SBI, Union Bank of India, Bank of Baroda, Punjab National Bank and ICICI Bank were down in the range 1% to 2%.

Rate sensitive stocks trade weak post RBI policy
SI Reporter Mumbai
Last Updated : Dec 06 2017 | 4:36 PM IST
The stocks of rate sensitive sectors - banking, real estate and automobiles – ended lower after the Monetary Policy Committee (MPC) of the Reserve Bank of India (RBI) kept the repurchase (repo) rate unchanged at 6% in its fifth bi-monthly monetary policy review. 

The Nifty PSU Bank, the largest loser among sectoral indices, settled the day 2% lower at 3,751. The Nifty Private Bank and Nifty Bank indices were down 1% each, as compared to 0.7% decline in the Nifty50 index. Nifty Auto and Nifty Realty index were down 0.78% and 0.41%, respectively.

"Given that interest rates are unlikely to reduce at least in the near to medium term, rate sensitive stocks slid due to rising oil price and concern over fiscal slippage," said Vinod Nair, Head of Research, Geojit Financial Services.

Meanwhile, A K Prabhakar, head of research at IDBI Capital expects rate sensitive stocks to perform well in the short term. 

"As the move was expected, there is no major change to the outlook on rate-sensitive stocks. I believe the recovery is on cards for banking, auto and real estate sectors, more so for public and private sector banks and NBFCs because they have underperformed the market," he said. 

G Chokkalingam, Founder, Equinomics Research & Advisory believes interest rate cycle has bottomed out in India. He advised booking profits in the realty stocks. 

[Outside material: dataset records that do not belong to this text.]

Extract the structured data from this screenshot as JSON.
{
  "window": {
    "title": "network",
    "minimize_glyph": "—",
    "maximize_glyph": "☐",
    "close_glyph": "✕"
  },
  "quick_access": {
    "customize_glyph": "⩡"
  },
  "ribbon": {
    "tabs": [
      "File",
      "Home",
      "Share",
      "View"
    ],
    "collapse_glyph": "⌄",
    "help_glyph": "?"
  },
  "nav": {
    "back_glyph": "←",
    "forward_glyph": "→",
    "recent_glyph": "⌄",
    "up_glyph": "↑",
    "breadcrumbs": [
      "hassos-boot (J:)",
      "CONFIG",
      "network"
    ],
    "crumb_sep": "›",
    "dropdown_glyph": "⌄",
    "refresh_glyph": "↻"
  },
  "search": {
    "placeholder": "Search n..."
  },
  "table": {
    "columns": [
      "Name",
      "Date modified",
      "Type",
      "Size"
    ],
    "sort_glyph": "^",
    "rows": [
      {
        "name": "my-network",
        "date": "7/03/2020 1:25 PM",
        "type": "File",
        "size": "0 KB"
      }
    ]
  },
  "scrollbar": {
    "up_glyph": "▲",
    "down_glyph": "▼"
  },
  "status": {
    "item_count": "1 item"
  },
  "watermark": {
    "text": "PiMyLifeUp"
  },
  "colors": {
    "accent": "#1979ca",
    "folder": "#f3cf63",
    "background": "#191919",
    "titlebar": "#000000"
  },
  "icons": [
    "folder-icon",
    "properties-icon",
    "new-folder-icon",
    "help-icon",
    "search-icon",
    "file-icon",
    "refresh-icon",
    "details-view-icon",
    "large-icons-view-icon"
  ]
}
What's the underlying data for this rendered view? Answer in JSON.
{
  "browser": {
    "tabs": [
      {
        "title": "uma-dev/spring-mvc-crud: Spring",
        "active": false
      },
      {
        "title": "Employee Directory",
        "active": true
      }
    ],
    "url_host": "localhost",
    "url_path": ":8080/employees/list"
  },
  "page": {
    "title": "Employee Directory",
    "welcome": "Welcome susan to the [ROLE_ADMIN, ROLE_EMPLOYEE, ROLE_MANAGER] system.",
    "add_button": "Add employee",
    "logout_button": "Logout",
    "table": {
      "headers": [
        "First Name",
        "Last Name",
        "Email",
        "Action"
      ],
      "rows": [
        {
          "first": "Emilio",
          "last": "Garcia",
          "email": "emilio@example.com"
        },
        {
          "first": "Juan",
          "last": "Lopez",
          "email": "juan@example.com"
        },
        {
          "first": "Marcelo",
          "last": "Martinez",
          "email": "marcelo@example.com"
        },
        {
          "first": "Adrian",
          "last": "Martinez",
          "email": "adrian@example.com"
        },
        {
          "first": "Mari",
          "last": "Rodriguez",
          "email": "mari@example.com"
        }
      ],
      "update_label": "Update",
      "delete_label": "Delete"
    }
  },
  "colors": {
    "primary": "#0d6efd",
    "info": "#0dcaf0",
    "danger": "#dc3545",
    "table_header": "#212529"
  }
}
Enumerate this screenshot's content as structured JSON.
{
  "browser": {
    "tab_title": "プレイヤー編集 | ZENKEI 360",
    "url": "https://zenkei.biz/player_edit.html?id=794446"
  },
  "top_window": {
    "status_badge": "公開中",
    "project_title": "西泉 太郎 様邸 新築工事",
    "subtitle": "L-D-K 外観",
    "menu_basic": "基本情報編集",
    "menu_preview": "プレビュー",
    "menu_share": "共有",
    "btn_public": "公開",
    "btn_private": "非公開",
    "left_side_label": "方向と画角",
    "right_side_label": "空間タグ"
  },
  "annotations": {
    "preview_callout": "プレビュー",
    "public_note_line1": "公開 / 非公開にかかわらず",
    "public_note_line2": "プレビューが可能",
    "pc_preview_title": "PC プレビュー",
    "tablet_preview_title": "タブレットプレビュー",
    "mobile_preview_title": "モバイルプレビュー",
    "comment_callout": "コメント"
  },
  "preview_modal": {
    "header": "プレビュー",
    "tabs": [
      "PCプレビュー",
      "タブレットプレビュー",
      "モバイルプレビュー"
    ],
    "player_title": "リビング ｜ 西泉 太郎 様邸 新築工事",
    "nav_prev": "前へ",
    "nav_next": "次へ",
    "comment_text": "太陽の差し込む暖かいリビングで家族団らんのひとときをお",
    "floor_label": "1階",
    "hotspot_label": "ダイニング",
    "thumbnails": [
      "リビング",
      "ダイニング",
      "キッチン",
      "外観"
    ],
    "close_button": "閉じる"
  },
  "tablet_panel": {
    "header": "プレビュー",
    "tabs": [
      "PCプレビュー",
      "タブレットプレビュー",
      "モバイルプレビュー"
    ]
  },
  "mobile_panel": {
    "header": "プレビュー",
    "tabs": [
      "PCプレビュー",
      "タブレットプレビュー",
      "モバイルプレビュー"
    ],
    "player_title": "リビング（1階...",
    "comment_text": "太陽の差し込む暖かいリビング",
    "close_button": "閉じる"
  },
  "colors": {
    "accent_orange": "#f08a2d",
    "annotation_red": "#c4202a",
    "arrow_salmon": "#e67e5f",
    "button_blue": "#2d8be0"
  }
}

"As the RBI kept rates unchanged, many banking stocks and also other rate-sensitive sectors such as automobile stocks corrected quite significantly. These two sectors along with Sun pharma pulled down the benchmark indices. However, surprisingly, realty stocks remained firm. This is a good opportunity for the retail investors to book profits in realty stocks using current robust movement in this sector. A majority of realty stocks do not have valuation comfort. Realty sales are yet to pick up significantly. Many realty firms hold inventories which are 100% to 200% of annualized sales. Hence, there is bubble in some of the reality stocks," he said.

Speaking about the recapitalisation plans of PSBs, the MPC said that it will help in improving credit flow. 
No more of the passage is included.